My son's small Christian school does several fundraisers throughout the year. We have the green and yellow recycling bins where people can drop their paper. We collect Box Tops. And we do two major fundraisers during the year - a field day in the fall and an auction in the spring.
We had our auction last week and had a fantastic time as usual.
The first year we were part of the school, I volunteered. It was a great way to learn how the event worked. The last few years we have chosen to host a table or two instead and invite friends outside the school to join us and be part of this place that is such a major part of our lives. It is an event we look forward to every year. We get to hang out with friends, get to know people better than we did before, and we help out a great cause.
As we were leaving the event this year, I stopped to talk to the woman who runs the logistics of the auction - entering bidder names and numbers into a database, cataloging items for bid, and generally coordinating the whole kit and kaboodle. She said the return is about the same as it is for something like a walk-a-thon with a lot more work, but it becomes an experience that people share together. They laugh together. They remember stories of previous years and items that went for a lot of money. The experience of the event what makes it special - the "family" coming together in a reunion of sorts.
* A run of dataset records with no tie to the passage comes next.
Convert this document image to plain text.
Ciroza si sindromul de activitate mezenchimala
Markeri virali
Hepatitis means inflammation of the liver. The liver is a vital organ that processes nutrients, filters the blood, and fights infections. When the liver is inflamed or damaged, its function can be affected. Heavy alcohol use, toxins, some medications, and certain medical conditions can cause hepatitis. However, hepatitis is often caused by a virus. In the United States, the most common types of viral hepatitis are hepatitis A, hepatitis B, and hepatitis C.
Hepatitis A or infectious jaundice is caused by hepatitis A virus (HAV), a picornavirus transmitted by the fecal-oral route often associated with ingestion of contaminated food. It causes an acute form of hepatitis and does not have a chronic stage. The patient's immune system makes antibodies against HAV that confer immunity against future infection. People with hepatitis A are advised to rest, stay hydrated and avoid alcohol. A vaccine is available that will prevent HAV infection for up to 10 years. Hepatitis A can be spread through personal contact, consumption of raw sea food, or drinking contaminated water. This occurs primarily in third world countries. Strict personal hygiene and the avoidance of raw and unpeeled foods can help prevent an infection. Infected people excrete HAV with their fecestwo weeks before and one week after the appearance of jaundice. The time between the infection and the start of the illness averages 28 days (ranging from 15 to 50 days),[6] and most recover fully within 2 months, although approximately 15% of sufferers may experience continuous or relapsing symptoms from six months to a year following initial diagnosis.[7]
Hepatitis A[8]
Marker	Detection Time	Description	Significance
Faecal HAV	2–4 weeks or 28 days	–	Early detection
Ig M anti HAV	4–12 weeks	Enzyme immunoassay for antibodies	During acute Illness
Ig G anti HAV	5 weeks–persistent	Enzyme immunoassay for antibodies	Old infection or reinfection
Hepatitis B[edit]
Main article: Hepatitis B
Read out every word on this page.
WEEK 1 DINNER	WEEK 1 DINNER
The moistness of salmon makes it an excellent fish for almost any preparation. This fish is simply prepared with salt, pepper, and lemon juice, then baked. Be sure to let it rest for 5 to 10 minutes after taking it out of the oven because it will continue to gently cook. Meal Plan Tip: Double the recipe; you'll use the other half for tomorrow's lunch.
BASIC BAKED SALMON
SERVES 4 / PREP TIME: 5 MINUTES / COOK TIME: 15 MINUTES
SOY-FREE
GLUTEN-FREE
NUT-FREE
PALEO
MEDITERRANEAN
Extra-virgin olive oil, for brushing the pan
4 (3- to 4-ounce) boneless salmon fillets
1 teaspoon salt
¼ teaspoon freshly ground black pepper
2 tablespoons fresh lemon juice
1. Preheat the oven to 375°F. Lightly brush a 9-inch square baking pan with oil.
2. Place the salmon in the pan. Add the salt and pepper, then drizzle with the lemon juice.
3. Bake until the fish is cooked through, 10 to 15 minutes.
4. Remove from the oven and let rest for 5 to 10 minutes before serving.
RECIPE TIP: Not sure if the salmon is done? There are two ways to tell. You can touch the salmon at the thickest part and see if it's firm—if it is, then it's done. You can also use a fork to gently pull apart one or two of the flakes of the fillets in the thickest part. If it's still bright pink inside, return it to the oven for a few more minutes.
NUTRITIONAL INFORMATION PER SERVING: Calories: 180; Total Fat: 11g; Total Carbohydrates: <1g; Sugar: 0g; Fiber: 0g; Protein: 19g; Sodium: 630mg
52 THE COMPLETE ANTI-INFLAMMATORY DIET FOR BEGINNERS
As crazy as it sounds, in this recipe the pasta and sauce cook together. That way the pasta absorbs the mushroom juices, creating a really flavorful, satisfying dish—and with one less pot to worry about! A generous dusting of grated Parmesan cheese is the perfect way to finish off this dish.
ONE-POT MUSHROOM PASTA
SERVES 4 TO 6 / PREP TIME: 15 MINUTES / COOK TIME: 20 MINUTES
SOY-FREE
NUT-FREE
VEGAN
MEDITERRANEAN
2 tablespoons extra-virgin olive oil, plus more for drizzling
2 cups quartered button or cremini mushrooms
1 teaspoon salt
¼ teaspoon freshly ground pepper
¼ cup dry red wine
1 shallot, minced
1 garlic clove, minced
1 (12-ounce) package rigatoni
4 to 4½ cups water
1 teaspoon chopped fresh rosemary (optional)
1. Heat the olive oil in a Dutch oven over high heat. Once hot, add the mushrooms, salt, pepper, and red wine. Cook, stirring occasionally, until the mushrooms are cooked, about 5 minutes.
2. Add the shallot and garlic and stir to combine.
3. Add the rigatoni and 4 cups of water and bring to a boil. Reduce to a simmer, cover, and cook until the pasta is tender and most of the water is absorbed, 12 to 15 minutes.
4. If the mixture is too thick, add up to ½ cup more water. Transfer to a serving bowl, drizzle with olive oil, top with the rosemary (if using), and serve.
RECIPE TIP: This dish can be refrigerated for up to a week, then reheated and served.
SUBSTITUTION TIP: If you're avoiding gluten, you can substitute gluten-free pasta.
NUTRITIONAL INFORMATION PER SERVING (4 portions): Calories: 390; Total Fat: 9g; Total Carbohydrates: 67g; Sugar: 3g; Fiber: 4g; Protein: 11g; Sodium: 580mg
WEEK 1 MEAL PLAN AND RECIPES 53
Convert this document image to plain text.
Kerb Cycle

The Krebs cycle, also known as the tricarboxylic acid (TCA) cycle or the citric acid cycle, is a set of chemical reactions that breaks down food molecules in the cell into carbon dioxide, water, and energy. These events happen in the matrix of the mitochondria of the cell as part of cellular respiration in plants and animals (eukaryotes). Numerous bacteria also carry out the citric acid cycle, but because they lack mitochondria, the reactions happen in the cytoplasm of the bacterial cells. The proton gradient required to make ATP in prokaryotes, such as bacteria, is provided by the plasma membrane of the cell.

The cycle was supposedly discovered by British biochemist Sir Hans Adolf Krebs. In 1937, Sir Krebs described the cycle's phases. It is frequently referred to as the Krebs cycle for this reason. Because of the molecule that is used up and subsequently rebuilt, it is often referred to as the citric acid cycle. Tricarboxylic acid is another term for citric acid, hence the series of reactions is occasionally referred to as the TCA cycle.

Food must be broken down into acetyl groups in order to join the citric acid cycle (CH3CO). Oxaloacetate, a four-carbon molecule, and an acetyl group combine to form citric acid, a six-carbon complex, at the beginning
I made enough of a spectacle of myself this year that we might be one of the stories told in future auctions. We have never won the classroom project for my son's class. Some years the bidding is over my budget before I can even get a hand on my bidder number. But not this year. I had a secret weapon - Dad. I had some Dad money set aside and I was determined to leave with the project this year. The poor woman I was bidding against had no idea of my determination. She was filling in for her sister who couldn't get to the event. The auctioneer was working her because no matter what he did, I accepted it. People around us, watching, we're laughing in disbelief, watching this poor woman who barely had time to take a breath before the bid was back to her try to decide how high her sister would want her to go.
The room mom who put together the project graciously intervened after this went on for awhile and offered a second identical package if we both wanted to accept it for the same amount. And we agreed. At the end, I went over to the woman who was still shaking her head. She had been texting her sister who thought she was kidding about how high the bidding had gone.
The other highlight of the night was when the principal jumped in to bid on a project. I knew the mother who had worked on it had chosen colors that would go in the principal's kitchen on purpose. She wanted this project. As the bidding went on, people started running over to her and handing her $20 bills to help her stay in the fight. Then other families started doing the same for the other bidder. It was so funny.
The auction itself was fun. The auctioneer was hilarious. I was successful in my quest to come home with the prize. But best of all was the experience of being with our school and church family, laughing and enjoying fellowship together.